Package org.apache.http.conn.ssl

Interface X509HostnameVerifier

All Superinterfaces:
HostnameVerifier
All Known Implementing Classes:
AbstractVerifier, AllowAllHostnameVerifier, BrowserCompatHostnameVerifier, StrictHostnameVerifier
public interface X509HostnameVerifier
extends HostnameVerifier
Interface for checking if a hostname matches the names stored inside the server's X.509 certificate. Implements javax.net.ssl.HostnameVerifier, but we don't actually use that interface. Instead we added some methods that take String parameters (instead of javax.net.ssl.HostnameVerifier's SSLSession). JUnit is a lot easier this way! :-)

We provide the HostnameVerifier.DEFAULT, HostnameVerifier.STRICT, and HostnameVerifier.ALLOW_ALL implementations. But feel free to define your own implementation!

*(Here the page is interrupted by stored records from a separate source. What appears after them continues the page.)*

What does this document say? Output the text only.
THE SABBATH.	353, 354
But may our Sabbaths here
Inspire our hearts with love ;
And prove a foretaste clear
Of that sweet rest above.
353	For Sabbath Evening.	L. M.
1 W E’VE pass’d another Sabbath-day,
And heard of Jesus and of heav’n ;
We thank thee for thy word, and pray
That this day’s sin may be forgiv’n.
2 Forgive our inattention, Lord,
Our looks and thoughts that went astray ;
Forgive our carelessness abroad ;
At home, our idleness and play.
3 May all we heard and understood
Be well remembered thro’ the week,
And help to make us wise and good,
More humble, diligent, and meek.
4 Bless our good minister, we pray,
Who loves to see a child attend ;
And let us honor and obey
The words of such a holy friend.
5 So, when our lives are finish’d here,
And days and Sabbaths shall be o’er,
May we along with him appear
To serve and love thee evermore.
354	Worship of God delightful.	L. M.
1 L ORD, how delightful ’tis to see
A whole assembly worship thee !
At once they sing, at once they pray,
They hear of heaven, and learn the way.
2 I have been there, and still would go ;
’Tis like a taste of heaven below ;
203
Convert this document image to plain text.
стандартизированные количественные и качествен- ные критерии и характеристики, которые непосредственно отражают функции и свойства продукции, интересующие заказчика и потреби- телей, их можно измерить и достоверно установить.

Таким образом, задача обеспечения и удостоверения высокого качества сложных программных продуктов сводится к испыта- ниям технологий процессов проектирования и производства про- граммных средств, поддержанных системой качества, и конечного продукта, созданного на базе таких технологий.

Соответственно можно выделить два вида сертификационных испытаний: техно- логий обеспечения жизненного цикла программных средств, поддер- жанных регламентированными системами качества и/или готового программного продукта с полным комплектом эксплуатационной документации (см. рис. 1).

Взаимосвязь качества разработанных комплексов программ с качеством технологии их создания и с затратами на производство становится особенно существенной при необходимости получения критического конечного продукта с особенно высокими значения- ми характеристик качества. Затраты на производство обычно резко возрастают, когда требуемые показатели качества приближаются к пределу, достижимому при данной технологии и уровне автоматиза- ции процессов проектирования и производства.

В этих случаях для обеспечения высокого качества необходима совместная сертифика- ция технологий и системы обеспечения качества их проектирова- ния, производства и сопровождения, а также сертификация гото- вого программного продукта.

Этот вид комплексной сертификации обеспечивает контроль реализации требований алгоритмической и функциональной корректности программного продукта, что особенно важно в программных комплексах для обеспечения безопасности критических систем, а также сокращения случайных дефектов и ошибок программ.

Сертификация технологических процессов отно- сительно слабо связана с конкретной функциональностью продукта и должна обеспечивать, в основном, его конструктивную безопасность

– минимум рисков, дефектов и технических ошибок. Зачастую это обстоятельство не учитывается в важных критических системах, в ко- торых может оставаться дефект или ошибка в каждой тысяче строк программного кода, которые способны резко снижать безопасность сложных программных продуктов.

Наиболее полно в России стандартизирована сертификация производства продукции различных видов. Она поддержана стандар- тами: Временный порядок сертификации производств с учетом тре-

Inspired by Sebastian Hauer's original StrictSSLProtocolSocketFactory in the HttpClient "contrib" repository.

Since:
4.0 (8-Dec-2006)
Author:
Julius Davies, Sebastian Hauer

  • Method Summary

    Modifier and Type Method Description
    void verify​(String host, String[] cns, String[] subjectAlts)
    Checks to see if the supplied hostname matches any of the supplied CNs or "DNS" Subject-Alts.
    void verify​(String host, X509Certificate cert)  
    boolean verify​(String host, SSLSession session)
    Verifies that the specified hostname is allowed within the specified SSL session.
    void verify​(String host, SSLSocket ssl)  

  • Method Details

    • verify

      boolean verify​(String host, SSLSession session)
      Description copied from interface: HostnameVerifier
      Verifies that the specified hostname is allowed within the specified SSL session.
      Specified by:
      verify in interface HostnameVerifier
      Parameters:
      host - the hostname.
      session - the SSL session of the connection.
      Returns:
      true if the specified hostname is allowed, otherwise false.

    • verify

      void verify​(String host, SSLSocket ssl) throws IOException
      Throws:
      IOException

    • verify

      void verify​(String host, X509Certificate cert) throws SSLException
      Throws:
      SSLException

    • verify

      void verify​(String host, String[] cns, String[] subjectAlts) throws SSLException
      Checks to see if the supplied hostname matches any of the supplied CNs or "DNS" Subject-Alts. Most implementations only look at the first CN, and ignore any additional CNs. Most implementations do look at all of the "DNS" Subject-Alts. The CNs or Subject-Alts may contain wildcards according to RFC 2818.
      Parameters:
      cns - CN fields, in order, as extracted from the X.509 certificate.
      subjectAlts - Subject-Alt fields of type 2 ("DNS"), as extracted from the X.509 certificate.
      host - The hostname to verify.
      Throws:
      SSLException - If verification failed.